В этот дом горе входило часто, но и в горе здесь не привыкли сидеть сложа руки. Шестнадцатилетняя Марта, вдова Оливера, погибшего в Харперс-Ферри, накрывала на стол. Еда скудная, простая. Ни чая, ни кофе не пили. Белл кормила ребенка, внука Брауна, его отец, Уотсон, тоже погиб в Харперс-Ферри. У Хиггинсона не было детей, он смотрел на маленькое существо как на чудо. Энни шила, надо было быстро собрать мать в дорогу: она уезжала с Хиггинсоном на следующее утро.
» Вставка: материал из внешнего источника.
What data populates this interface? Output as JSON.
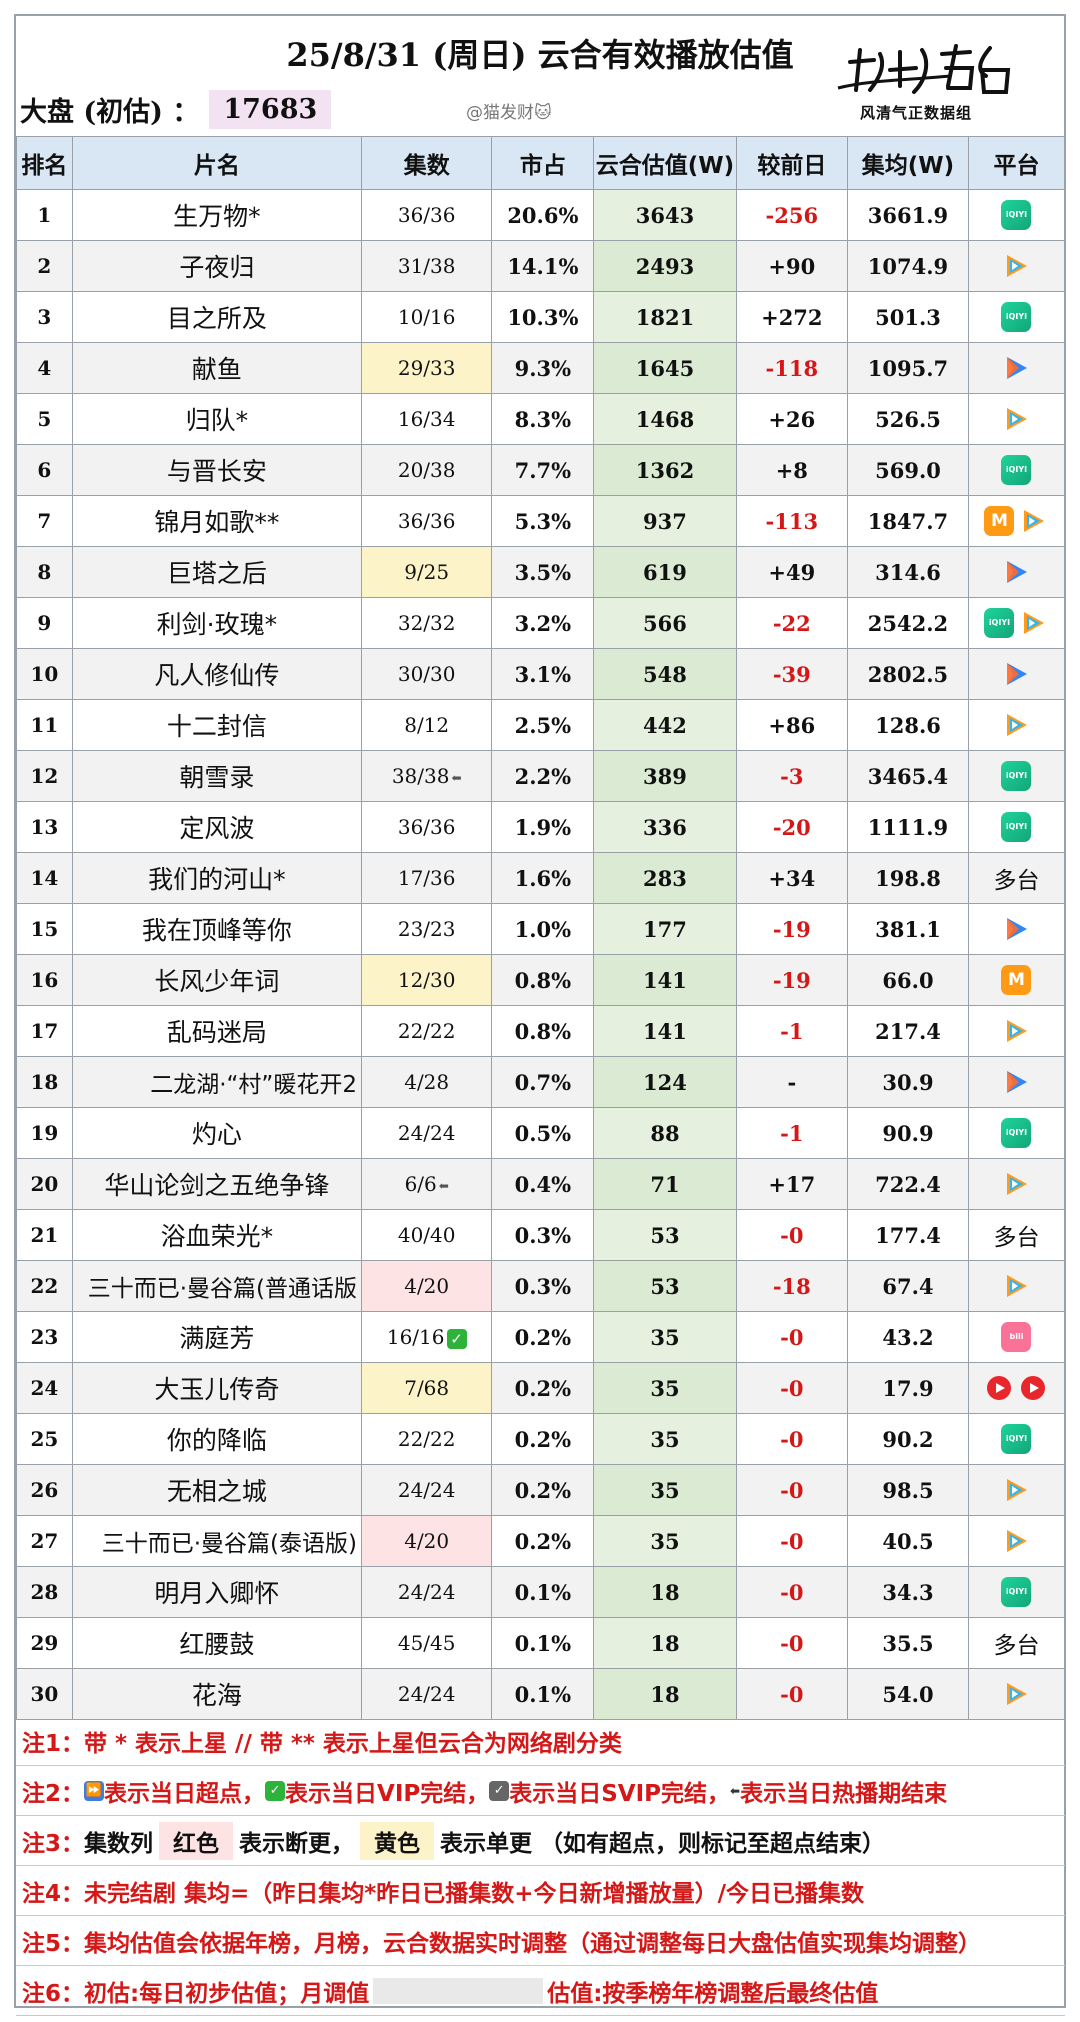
{
  "header": {
    "title": "25/8/31 (周日) 云合有效播放估值",
    "dapan_label": "大盘 (初估) ：",
    "dapan_value": "17683",
    "watermark": "@猫发财🐱",
    "logo_text": "榜上有名",
    "logo_sub": "风清气正数据组"
  },
  "columns": [
    "排名",
    "片名",
    "集数",
    "市占",
    "云合估值(W)",
    "较前日",
    "集均(W)",
    "平台"
  ],
  "rows": [
    {
      "rank": "1",
      "name": "生万物*",
      "eps": "36/36",
      "share": "20.6%",
      "val": "3643",
      "chg": "-256",
      "avg": "3661.9",
      "platform": [
        "iqiyi"
      ]
    },
    {
      "rank": "2",
      "name": "子夜归",
      "eps": "31/38",
      "share": "14.1%",
      "val": "2493",
      "chg": "+90",
      "avg": "1074.9",
      "platform": [
        "tencent"
      ]
    },
    {
      "rank": "3",
      "name": "目之所及",
      "eps": "10/16",
      "share": "10.3%",
      "val": "1821",
      "chg": "+272",
      "avg": "501.3",
      "platform": [
        "iqiyi"
      ]
    },
    {
      "rank": "4",
      "name": "献鱼",
      "eps": "29/33",
      "eps_color": "yellow",
      "share": "9.3%",
      "val": "1645",
      "chg": "-118",
      "avg": "1095.7",
      "platform": [
        "youku"
      ]
    },
    {
      "rank": "5",
      "name": "归队*",
      "eps": "16/34",
      "share": "8.3%",
      "val": "1468",
      "chg": "+26",
      "avg": "526.5",
      "platform": [
        "tencent"
      ]
    },
    {
      "rank": "6",
      "name": "与晋长安",
      "eps": "20/38",
      "share": "7.7%",
      "val": "1362",
      "chg": "+8",
      "avg": "569.0",
      "platform": [
        "iqiyi"
      ]
    },
    {
      "rank": "7",
      "name": "锦月如歌**",
      "eps": "36/36",
      "share": "5.3%",
      "val": "937",
      "chg": "-113",
      "avg": "1847.7",
      "platform": [
        "mango",
        "tencent"
      ]
    },
    {
      "rank": "8",
      "name": "巨塔之后",
      "eps": "9/25",
      "eps_color": "yellow",
      "share": "3.5%",
      "val": "619",
      "chg": "+49",
      "avg": "314.6",
      "platform": [
        "youku"
      ]
    },
    {
      "rank": "9",
      "name": "利剑·玫瑰*",
      "eps": "32/32",
      "share": "3.2%",
      "val": "566",
      "chg": "-22",
      "avg": "2542.2",
      "platform": [
        "iqiyi",
        "tencent"
      ]
    },
    {
      "rank": "10",
      "name": "凡人修仙传",
      "eps": "30/30",
      "share": "3.1%",
      "val": "548",
      "chg": "-39",
      "avg": "2802.5",
      "platform": [
        "youku"
      ]
    },
    {
      "rank": "11",
      "name": "十二封信",
      "eps": "8/12",
      "share": "2.5%",
      "val": "442",
      "chg": "+86",
      "avg": "128.6",
      "platform": [
        "tencent"
      ]
    },
    {
      "rank": "12",
      "name": "朝雪录",
      "eps": "38/38",
      "eps_mark": "END",
      "share": "2.2%",
      "val": "389",
      "chg": "-3",
      "avg": "3465.4",
      "platform": [
        "iqiyi"
      ]
    },
    {
      "rank": "13",
      "name": "定风波",
      "eps": "36/36",
      "share": "1.9%",
      "val": "336",
      "chg": "-20",
      "avg": "1111.9",
      "platform": [
        "iqiyi"
      ]
    },
    {
      "rank": "14",
      "name": "我们的河山*",
      "eps": "17/36",
      "share": "1.6%",
      "val": "283",
      "chg": "+34",
      "avg": "198.8",
      "platform_text": "多台"
    },
    {
      "rank": "15",
      "name": "我在顶峰等你",
      "eps": "23/23",
      "share": "1.0%",
      "val": "177",
      "chg": "-19",
      "avg": "381.1",
      "platform": [
        "youku"
      ]
    },
    {
      "rank": "16",
      "name": "长风少年词",
      "eps": "12/30",
      "eps_color": "yellow",
      "share": "0.8%",
      "val": "141",
      "chg": "-19",
      "avg": "66.0",
      "platform": [
        "mango"
      ]
    },
    {
      "rank": "17",
      "name": "乱码迷局",
      "eps": "22/22",
      "share": "0.8%",
      "val": "141",
      "chg": "-1",
      "avg": "217.4",
      "platform": [
        "tencent"
      ]
    },
    {
      "rank": "18",
      "name": "二龙湖·“村”暖花开2",
      "eps": "4/28",
      "share": "0.7%",
      "val": "124",
      "chg": "-",
      "avg": "30.9",
      "platform": [
        "youku"
      ]
    },
    {
      "rank": "19",
      "name": "灼心",
      "eps": "24/24",
      "share": "0.5%",
      "val": "88",
      "chg": "-1",
      "avg": "90.9",
      "platform": [
        "iqiyi"
      ]
    },
    {
      "rank": "20",
      "name": "华山论剑之五绝争锋",
      "eps": "6/6",
      "eps_mark": "END",
      "share": "0.4%",
      "val": "71",
      "chg": "+17",
      "avg": "722.4",
      "platform": [
        "tencent"
      ]
    },
    {
      "rank": "21",
      "name": "浴血荣光*",
      "eps": "40/40",
      "share": "0.3%",
      "val": "53",
      "chg": "-0",
      "avg": "177.4",
      "platform_text": "多台"
    },
    {
      "rank": "22",
      "name": "三十而已·曼谷篇(普通话版",
      "eps": "4/20",
      "eps_color": "pink",
      "share": "0.3%",
      "val": "53",
      "chg": "-18",
      "avg": "67.4",
      "platform": [
        "tencent"
      ]
    },
    {
      "rank": "23",
      "name": "满庭芳",
      "eps": "16/16",
      "eps_mark": "VIP",
      "share": "0.2%",
      "val": "35",
      "chg": "-0",
      "avg": "43.2",
      "platform": [
        "bilibili"
      ]
    },
    {
      "rank": "24",
      "name": "大玉儿传奇",
      "eps": "7/68",
      "eps_color": "yellow",
      "share": "0.2%",
      "val": "35",
      "chg": "-0",
      "avg": "17.9",
      "platform": [
        "red",
        "red2"
      ]
    },
    {
      "rank": "25",
      "name": "你的降临",
      "eps": "22/22",
      "share": "0.2%",
      "val": "35",
      "chg": "-0",
      "avg": "90.2",
      "platform": [
        "iqiyi"
      ]
    },
    {
      "rank": "26",
      "name": "无相之城",
      "eps": "24/24",
      "share": "0.2%",
      "val": "35",
      "chg": "-0",
      "avg": "98.5",
      "platform": [
        "tencent"
      ]
    },
    {
      "rank": "27",
      "name": "三十而已·曼谷篇(泰语版)",
      "eps": "4/20",
      "eps_color": "pink",
      "share": "0.2%",
      "val": "35",
      "chg": "-0",
      "avg": "40.5",
      "platform": [
        "tencent"
      ]
    },
    {
      "rank": "28",
      "name": "明月入卿怀",
      "eps": "24/24",
      "share": "0.1%",
      "val": "18",
      "chg": "-0",
      "avg": "34.3",
      "platform": [
        "iqiyi"
      ]
    },
    {
      "rank": "29",
      "name": "红腰鼓",
      "eps": "45/45",
      "share": "0.1%",
      "val": "18",
      "chg": "-0",
      "avg": "35.5",
      "platform_text": "多台"
    },
    {
      "rank": "30",
      "name": "花海",
      "eps": "24/24",
      "share": "0.1%",
      "val": "18",
      "chg": "-0",
      "avg": "54.0",
      "platform": [
        "tencent"
      ]
    }
  ],
  "notes": {
    "n1": "注1：带 * 表示上星 // 带 ** 表示上星但云合为网络剧分类",
    "n2_tag": "注2：",
    "n2_a": "表示当日超点，",
    "n2_b": "表示当日VIP完结，",
    "n2_c": "表示当日SVIP完结，",
    "n2_d": "表示当日热播期结束",
    "n3_tag": "注3：",
    "n3_a": "集数列",
    "n3_red": "红色",
    "n3_b": "表示断更，",
    "n3_yellow": "黄色",
    "n3_c": "表示单更 （如有超点，则标记至超点结束）",
    "n4": "注4：未完结剧 集均=（昨日集均*昨日已播集数+今日新增播放量）/今日已播集数",
    "n5": "注5：集均估值会依据年榜，月榜，云合数据实时调整（通过调整每日大盘估值实现集均调整）",
    "n6": "注6：初估:每日初步估值；月调值",
    "n6_b": "估值:按季榜年榜调整后最终估值"
  },
  "icons": {
    "iqiyi": "iqiyi-icon",
    "tencent": "tencent-video-icon",
    "youku": "youku-icon",
    "mango": "mango-tv-icon",
    "bilibili": "bilibili-icon",
    "red": "red-platform-icon"
  }
}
Марта рассказывала, как они жили на ферме перед нападением на арсенал. Вместе с Энни они там хозяйничали. Показали гостю дагерротип Оливера — он не очень похож на отца. Лицо задумчивое, рот мягкий, мать надеялась, что он станет священником. Расставаясь с юной женой, Оливер сказал:

— Если мне удастся совершить хоть один хороший поступок, значит, жизнь моя прожита не зря.
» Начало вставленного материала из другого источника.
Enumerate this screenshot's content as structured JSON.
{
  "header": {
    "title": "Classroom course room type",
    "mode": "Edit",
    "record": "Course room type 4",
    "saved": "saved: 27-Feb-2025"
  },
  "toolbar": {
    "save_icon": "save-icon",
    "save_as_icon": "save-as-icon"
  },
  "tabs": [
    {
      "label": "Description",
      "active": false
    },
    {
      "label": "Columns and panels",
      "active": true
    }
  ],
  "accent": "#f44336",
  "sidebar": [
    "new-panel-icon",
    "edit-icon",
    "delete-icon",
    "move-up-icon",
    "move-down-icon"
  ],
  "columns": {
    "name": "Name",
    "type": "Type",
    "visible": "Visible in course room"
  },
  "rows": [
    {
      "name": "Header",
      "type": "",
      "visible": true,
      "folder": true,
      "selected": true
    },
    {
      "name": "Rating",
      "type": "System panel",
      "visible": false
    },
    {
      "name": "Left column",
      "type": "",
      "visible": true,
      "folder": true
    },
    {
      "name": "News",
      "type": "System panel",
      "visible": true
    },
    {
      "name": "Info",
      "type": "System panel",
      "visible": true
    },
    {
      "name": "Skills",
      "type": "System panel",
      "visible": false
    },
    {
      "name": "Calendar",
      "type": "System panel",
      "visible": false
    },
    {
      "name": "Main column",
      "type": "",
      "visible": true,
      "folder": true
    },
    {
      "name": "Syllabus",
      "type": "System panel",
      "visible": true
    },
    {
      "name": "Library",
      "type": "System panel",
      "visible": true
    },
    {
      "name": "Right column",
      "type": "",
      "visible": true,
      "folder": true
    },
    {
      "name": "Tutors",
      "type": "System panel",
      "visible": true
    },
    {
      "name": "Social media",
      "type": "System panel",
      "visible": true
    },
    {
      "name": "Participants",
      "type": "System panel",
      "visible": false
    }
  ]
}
Сколько юношей так говорят, никто и не вспомнил бы этих слов, если бы он не подтвердил их гибелью.

Белл тоже достала и прочитала последнее письмо Уотсона: «Я очень хочу видеть тебя и малыша, но я должен ждать. Возле нас жил раб, его жену продали на Юг, и на следующее утро он повесился. Я не могу вернуться домой, пока творится такое».

Младшая дочь Брауна — ей еще не исполнилось шести лет, — принесла семейную реликвию. Хиггинсон увидел надпись отца: «Эта Библия, подаренная моей нежно любимой дочери Элен Браун, предназначена только для особых торжеств, для того, чтобы Элен ее бережно хранила в память об отце (она была лишена в детстве его заботы и внимания), так как с лета 1855 года он был в Канзасе.
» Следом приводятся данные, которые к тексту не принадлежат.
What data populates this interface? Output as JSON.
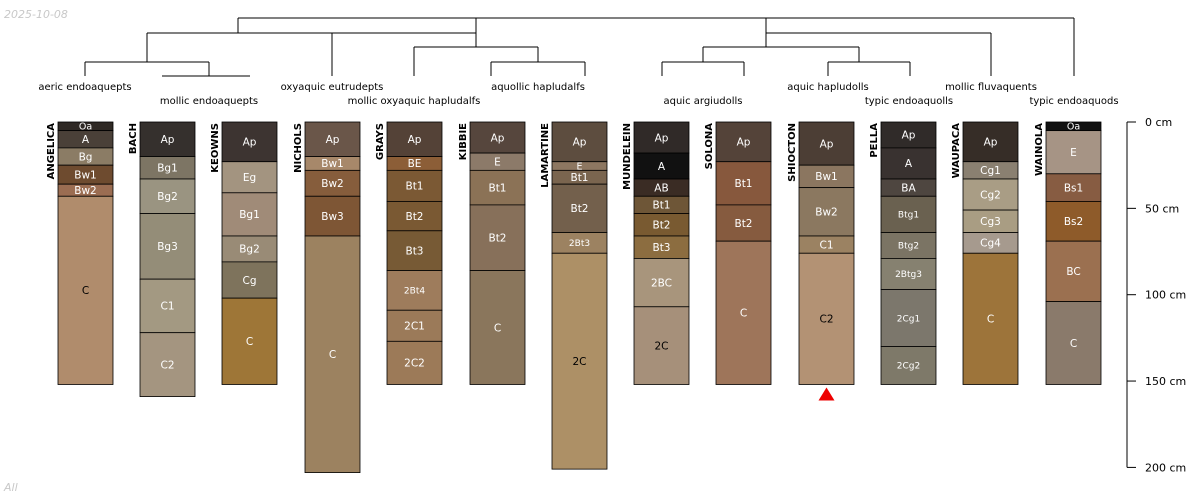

Пусть святой божий дух направит твое сердце с самого раннего детства так, чтобы оно воспринимало истину и любило ее; пусть ее мудрые и святые поучения определяют твои мысли, слова, дела, таково мое самое большое желание и самая важная молитва, обращенная к тому, чьей заботе я поручаю тебя. Аминь.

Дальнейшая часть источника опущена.